Esnaf Buluşmasında, Sayın Erdoğan’dan çok önemli “Bayram” Mesajı!
Esnaf çok mühim, memleketin kahraman evlâdı.
Parayı götürüp “ranta” veya çok daha “konforlusu” faize yatırıp tıkır tıkır parayı indirmek varken (Allah muhafaza, faizin her çeşidinden!) onca riski alıp memleket evlâtlarının işine, aşına, memleketin üretimine, vergisine, sosyal güvenliğine katkıda bulunan cefakâr insan.
Çok zor iş, nefse ağır gelir; çalışacaksın, çabalayacaksın, dükkânı açık tutmanın kavgasını vereceksin, çalışanın çalışmayanın derdini çekeceksin, ekonominin genel gidişatındaki her sıkıntı önce seni vuracak, kimi vakit evine götürecek ekmek bulamayacaksın, vergisi, sigortası, bilmem ne odası, bilmem ne belediyesi, bilmem ne kesintisi, fatura, fatura, fatura…

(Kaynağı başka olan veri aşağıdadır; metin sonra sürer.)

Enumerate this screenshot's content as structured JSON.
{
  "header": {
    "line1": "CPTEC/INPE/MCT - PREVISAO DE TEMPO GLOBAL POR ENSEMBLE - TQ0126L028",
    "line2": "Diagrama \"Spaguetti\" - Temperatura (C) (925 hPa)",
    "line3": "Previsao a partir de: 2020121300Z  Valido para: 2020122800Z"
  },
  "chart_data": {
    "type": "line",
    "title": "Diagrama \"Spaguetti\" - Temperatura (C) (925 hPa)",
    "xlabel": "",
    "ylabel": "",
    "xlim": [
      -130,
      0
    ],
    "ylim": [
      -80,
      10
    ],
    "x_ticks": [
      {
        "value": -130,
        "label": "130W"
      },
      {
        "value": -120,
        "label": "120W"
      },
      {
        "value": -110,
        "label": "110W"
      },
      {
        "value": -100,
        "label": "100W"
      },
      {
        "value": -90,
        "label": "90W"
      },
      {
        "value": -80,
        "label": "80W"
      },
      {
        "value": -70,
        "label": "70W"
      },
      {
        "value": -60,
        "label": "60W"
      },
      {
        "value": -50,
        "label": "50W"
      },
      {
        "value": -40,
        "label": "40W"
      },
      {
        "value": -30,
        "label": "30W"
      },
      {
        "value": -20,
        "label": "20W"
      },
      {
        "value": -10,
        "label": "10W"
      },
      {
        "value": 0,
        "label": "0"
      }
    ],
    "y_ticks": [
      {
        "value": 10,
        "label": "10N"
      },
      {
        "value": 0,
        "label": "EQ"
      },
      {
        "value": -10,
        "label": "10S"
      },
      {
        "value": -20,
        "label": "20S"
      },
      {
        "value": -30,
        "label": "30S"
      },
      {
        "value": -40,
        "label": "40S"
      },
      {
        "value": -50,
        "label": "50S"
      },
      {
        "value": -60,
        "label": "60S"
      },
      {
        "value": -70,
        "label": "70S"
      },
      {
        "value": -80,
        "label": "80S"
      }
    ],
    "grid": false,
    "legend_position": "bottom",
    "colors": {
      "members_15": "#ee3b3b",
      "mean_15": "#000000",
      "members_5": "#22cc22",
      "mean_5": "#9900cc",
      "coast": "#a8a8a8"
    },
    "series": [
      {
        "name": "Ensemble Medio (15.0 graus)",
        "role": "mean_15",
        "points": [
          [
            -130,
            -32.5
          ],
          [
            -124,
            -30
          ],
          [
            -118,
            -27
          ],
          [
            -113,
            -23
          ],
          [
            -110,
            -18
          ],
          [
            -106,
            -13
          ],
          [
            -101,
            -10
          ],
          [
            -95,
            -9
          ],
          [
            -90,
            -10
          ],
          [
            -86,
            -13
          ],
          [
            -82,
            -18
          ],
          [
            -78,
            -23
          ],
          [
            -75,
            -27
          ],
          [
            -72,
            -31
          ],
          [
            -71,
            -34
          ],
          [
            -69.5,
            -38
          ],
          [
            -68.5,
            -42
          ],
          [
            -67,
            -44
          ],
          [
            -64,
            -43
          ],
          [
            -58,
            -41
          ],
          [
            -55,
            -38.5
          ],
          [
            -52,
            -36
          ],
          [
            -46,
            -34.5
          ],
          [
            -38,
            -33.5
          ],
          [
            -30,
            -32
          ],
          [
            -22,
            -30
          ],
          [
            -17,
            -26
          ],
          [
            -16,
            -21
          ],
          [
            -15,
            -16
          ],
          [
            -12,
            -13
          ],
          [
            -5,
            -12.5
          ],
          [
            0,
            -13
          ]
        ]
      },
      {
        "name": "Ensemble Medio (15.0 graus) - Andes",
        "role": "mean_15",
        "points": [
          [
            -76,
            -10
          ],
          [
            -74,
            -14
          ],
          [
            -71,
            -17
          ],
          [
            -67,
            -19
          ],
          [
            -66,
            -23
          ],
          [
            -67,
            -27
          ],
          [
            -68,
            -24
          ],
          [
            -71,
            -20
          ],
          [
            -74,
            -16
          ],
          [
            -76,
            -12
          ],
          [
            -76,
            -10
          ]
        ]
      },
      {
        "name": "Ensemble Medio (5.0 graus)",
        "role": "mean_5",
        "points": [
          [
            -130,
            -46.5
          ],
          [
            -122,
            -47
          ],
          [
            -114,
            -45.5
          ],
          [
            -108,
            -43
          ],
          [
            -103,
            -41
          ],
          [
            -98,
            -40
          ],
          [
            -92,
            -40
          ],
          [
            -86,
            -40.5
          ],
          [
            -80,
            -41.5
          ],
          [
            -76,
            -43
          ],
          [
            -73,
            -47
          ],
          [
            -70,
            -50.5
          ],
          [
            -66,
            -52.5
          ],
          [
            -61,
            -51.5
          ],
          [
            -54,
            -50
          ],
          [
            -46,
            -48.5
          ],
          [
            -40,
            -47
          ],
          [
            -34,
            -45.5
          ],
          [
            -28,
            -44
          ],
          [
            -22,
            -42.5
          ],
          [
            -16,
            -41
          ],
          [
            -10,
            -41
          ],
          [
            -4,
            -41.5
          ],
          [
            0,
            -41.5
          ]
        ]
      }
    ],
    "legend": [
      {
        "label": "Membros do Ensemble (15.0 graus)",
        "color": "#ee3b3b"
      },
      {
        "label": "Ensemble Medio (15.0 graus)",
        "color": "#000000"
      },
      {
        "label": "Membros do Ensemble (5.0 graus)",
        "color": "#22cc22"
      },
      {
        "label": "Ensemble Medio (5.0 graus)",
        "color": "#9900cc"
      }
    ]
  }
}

Ömür törpüsü, ben birkaç ay “lokanta” işi deneyecek oldum, müşteri geliyor, müşteri gidiyor, paralar geliyor, paralar gidiyor…
Akşam bir bakıyorsun, cepte minibüs parası kalmamış!..
Öyle bir günde, muhasebeci arayıp da kazanmadığının hatta kaybettiğinin kesintisini istedim mi ölüyorsun!
Üç aylık bir maceranın sonunda, esnaflığın bize göre olmadığını, bu insanların ellerini ayaklarını öpmenin bir “milli görev” olduğunu anladım ve o günden bu yana esnaf meselelerine daha bir yaklaştım.
Ve bu şuurla da nice iftar daveti arasından, Esnaf ve Sanatkârları bir araya getiren programı tercih ettim.
İstanbul Yenikapı’nın Ramazan gecesi dahi ne kötü işlerin, ne kötü pazarlıkların döndüğü, gözlerin içine sokan yollarını “tabana kuvvet” aşarak Gösteri Merkezi’ne ulaştım.
Etkinlik alanına yaklaştığımda da, yürüyüş arkadaşlığı yapan esnaflarımızla sohbet ettim.
“Dükkânı açık tutmak adına” ne büyük çabalar ortaya koyduklarını bilirsiniz, esnaf değilseniz bile.
2023 Yolu Zorluklarla Dolu
Bu zorlu bir yol, hele şu “23 Haziran”ı hayırlısıyla bir atlatalım, memleketin her müspet alanda “hızla atağa” kalkmasını sağlayacak adımlar hızla atılır inşallah.
Atılmalı, başka yolu yok, 2023’e yürüyüşün ve 2023’ten çıkışın hiç de rahat olmayacağı ortada, Gezi olaylarından bu yana olgunlaştırılan tezgâh gittikçe kuvvet kazanıyor, buna mukabil “bu taraf” gençliği; eğitimi, kültürü ve gerçek mânâda üretimi “ihmal etmenin” sıkıntısını yaşıyor…
Sayın Erdoğan’dan Esnaflarımıza
Efendim;
Esnafla bulaşmanın şeref misafiri Cumhurbaşkanı Sayın Recep Tayyip Erdoğan idi malûm.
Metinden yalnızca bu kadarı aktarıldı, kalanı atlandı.